Le groupe Bolloré mis en examen pour « corruption »
Le 13 décembre 2018, la holding Bolloré SA est mise en examen pour corruption, six mois après la garde à vue de son patron dans l’affaire des concessions portuaires en Afrique de l’Ouest. [1] Sans surprise, le groupe nie, par voie de communiqué, les irrégularités qui lui sont reprochées.
« La holding Bolloré SA, qui n’est en rien concernée par les faits objets de l’investigation, a décidé d’exercer un recours afin d’être mise hors de cause » [2]
Le 24 avril 2018, dans le cadre de soupçons de corruption autour de l’attribution de concessions portuaires en Afrique de l’Ouest, la 10ème fortune française était placée en garde à vue à Nanterre. Plus précisément à l’Office central de lutte contre la corruption et les infractions financières et fiscales (OCLCIFF) [3], par les juges financiers Serge Tournaire et Aude Buresi. Il devait répondre à l’accusation de « corruption d’agent public étranger ». L’instruction doit également déterminer si le groupe Bolloré a utilisé ses activités de conseil politique, via sa filiale Havas (anciennement appelée SDV), pour obtenir la gestion des ports de Lomé, au Togo et de Conakry, en Guinée.
Les bons comptes font les bons amis…ou l’inverse?
Notons par exemple que SDV avait obtenu la gestion du port de Conakry quelques mois après l’élection d’Alpha Condé, fin 2010. Le groupe avait également remporté la concession à Lomé peu avant la réélection en 2010 de Faure Gnassingbé au Togo. Ceci, alors qu’ils étaient tous deux conseillés par Havas… Hasard ou réalité scientifique ? Pour le président de la République de Guinée, il n’y aurait rien de mal à cela.
« Bolloré remplissait toutes les conditions d’appel d’offres. C’est un ami, je privilégie les amis. Et alors ? » [4]
Ce dossier est la suite d’une enquête préliminaire ouverte en juillet 2012 par le parquet de Paris. Elle fut par la suite transférée au parquet national financier. Sont concernés également Gilles Alix, PDG de Bolloré, et Jean-Philippe Dorent, responsable du pôle international de l’agence de communication Havas [5].

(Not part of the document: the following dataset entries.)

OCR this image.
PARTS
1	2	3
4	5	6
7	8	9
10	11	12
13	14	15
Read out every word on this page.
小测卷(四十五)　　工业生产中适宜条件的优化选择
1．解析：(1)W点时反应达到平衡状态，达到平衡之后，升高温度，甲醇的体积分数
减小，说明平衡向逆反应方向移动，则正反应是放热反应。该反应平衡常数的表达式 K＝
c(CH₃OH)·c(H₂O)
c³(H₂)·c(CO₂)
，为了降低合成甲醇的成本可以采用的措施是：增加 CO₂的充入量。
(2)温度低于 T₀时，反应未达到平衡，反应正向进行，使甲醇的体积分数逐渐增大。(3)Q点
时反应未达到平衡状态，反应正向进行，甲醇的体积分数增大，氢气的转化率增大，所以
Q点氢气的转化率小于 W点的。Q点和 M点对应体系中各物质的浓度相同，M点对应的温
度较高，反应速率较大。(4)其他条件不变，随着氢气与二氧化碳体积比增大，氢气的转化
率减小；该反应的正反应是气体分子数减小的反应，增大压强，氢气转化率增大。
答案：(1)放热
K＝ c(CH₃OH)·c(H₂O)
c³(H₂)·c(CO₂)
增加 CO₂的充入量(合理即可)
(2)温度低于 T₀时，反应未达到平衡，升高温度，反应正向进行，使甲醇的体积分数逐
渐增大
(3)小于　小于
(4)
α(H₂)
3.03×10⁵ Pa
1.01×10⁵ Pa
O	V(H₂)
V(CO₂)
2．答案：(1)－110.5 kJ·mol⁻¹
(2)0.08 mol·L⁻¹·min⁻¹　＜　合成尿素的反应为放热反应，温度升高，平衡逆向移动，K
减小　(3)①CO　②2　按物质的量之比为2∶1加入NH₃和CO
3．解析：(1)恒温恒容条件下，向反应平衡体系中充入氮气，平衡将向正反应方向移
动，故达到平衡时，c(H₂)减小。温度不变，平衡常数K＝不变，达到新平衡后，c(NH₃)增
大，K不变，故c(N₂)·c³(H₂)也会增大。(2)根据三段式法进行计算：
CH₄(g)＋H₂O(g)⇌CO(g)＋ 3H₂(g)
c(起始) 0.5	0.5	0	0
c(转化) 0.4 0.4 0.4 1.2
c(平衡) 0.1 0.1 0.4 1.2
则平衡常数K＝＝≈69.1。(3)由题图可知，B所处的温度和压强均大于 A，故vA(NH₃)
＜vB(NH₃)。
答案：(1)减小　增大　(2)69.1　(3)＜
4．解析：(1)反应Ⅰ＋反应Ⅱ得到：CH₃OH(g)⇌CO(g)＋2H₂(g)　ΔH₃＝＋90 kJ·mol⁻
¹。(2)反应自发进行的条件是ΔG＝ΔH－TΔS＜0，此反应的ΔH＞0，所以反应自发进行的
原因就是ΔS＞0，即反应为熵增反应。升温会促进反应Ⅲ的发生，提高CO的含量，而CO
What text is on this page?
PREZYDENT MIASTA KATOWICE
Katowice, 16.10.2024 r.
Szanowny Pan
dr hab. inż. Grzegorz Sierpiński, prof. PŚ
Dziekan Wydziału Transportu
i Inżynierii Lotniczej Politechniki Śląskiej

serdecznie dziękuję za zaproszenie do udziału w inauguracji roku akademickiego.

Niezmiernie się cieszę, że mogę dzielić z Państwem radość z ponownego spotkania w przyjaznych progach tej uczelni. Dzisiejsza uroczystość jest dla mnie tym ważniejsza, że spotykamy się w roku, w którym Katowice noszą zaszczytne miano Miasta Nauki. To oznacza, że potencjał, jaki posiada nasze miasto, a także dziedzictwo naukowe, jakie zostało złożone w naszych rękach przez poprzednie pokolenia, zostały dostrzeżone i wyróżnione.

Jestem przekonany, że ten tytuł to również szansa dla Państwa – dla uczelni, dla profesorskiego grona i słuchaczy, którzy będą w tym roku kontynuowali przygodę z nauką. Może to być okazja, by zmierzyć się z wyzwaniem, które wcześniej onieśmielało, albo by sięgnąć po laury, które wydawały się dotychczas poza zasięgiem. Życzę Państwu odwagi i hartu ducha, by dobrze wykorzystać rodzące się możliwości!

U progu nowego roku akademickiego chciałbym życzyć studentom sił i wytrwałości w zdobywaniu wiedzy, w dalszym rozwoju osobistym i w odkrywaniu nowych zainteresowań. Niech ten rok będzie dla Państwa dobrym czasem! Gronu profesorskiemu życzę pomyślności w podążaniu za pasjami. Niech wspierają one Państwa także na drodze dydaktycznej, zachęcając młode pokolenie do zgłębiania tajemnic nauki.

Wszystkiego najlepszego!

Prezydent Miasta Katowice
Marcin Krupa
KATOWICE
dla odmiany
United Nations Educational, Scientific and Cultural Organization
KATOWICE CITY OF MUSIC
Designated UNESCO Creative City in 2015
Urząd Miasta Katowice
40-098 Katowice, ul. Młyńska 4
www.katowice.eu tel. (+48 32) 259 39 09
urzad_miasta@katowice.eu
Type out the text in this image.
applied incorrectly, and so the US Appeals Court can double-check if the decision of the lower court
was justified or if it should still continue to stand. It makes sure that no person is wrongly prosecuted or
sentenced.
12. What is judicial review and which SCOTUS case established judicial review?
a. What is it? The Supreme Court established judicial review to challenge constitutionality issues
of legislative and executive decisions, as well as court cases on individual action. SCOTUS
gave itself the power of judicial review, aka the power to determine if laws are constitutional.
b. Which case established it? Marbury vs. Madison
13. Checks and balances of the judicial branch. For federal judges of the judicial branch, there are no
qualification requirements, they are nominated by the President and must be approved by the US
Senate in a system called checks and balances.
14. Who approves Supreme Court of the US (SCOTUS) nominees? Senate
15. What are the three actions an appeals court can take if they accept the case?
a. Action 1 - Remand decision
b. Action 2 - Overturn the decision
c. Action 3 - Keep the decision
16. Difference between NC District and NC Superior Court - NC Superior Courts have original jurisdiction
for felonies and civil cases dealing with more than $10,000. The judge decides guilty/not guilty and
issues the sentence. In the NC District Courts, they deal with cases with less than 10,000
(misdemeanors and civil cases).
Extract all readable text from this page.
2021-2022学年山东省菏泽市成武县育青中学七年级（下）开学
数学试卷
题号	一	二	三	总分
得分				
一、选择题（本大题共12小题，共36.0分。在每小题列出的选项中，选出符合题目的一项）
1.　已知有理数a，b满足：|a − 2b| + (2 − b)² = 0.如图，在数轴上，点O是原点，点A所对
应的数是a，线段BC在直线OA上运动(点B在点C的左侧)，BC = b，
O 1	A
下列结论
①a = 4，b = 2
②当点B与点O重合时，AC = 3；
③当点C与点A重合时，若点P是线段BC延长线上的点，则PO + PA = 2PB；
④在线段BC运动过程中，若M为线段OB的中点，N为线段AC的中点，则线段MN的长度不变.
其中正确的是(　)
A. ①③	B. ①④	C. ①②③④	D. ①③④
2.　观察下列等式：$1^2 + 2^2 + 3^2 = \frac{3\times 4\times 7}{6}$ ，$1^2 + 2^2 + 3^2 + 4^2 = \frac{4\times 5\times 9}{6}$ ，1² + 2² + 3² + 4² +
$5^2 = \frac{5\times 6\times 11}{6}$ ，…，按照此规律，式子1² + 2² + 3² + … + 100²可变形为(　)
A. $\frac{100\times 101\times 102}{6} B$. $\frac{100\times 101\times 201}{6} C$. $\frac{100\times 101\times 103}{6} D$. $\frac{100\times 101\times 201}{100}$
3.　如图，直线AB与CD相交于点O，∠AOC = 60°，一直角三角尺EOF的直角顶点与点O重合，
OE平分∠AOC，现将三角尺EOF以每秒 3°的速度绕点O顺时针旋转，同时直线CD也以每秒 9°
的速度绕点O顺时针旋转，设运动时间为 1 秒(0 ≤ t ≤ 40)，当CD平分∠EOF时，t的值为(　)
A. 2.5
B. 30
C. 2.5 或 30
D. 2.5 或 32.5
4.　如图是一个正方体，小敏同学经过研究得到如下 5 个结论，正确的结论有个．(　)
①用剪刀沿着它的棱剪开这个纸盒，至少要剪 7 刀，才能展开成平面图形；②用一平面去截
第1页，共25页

Après 48 heures de garde à vue, « le français le plus puissant d’Afrique » sera mis en examen et référé devant les juges, pour «corruption d’agent public étranger», «complicité d’abus de confiance» et «faux et usage de faux» [5]. Il encourt notamment 10 ans de prison ferme et d’une amende d’un million d’euros [6].
Un dossier qui s’alourdit
Vous l’aurez compris, le Groupe Bolloré n’a rien d’angélique. En effet :
- L’ONU a mis en cause des entreprises associées au groupe Bolloré pour leur « exploitation illégale » de ressources naturelles, dans certaines régions d’Afrique, dont le commerce nourrit le trafic d’armes.
- Dans un rapport d’avril 2001, l’ONU indique que SDV (désormais Havas), filiale à 100 % du groupe Bolloré, figure « parmi les principaux maillons de ce réseau d’exploitation et de poursuite de la guerre. Des milliers de tonnes de colombo-tantalite ont ainsi été chargées à partir de Kigali (Rwanda) ou ont transité par le port de mer de Dar es Salam (Tanzanie) » [7].
- Un rapport de 2002 place SDV sur la liste des entreprises qui « violent les principes directeurs de l’Organisation de coopération et de développement économiques [OCDE] à l’intention des entreprises multinationales » [8].
- En , un article du quotidien Libération révèle que le Groupe Bolloré a été pris en flagrant délit de fraude concernant ses activités au Sénégal [9].
- Un reportage de Benoît Collombat, diffusé le 29 mars 2009 et intitulé Cameroun, l’empire noir de Vincent Bolloré, lance une controverse sur certaines activités africaines du groupe.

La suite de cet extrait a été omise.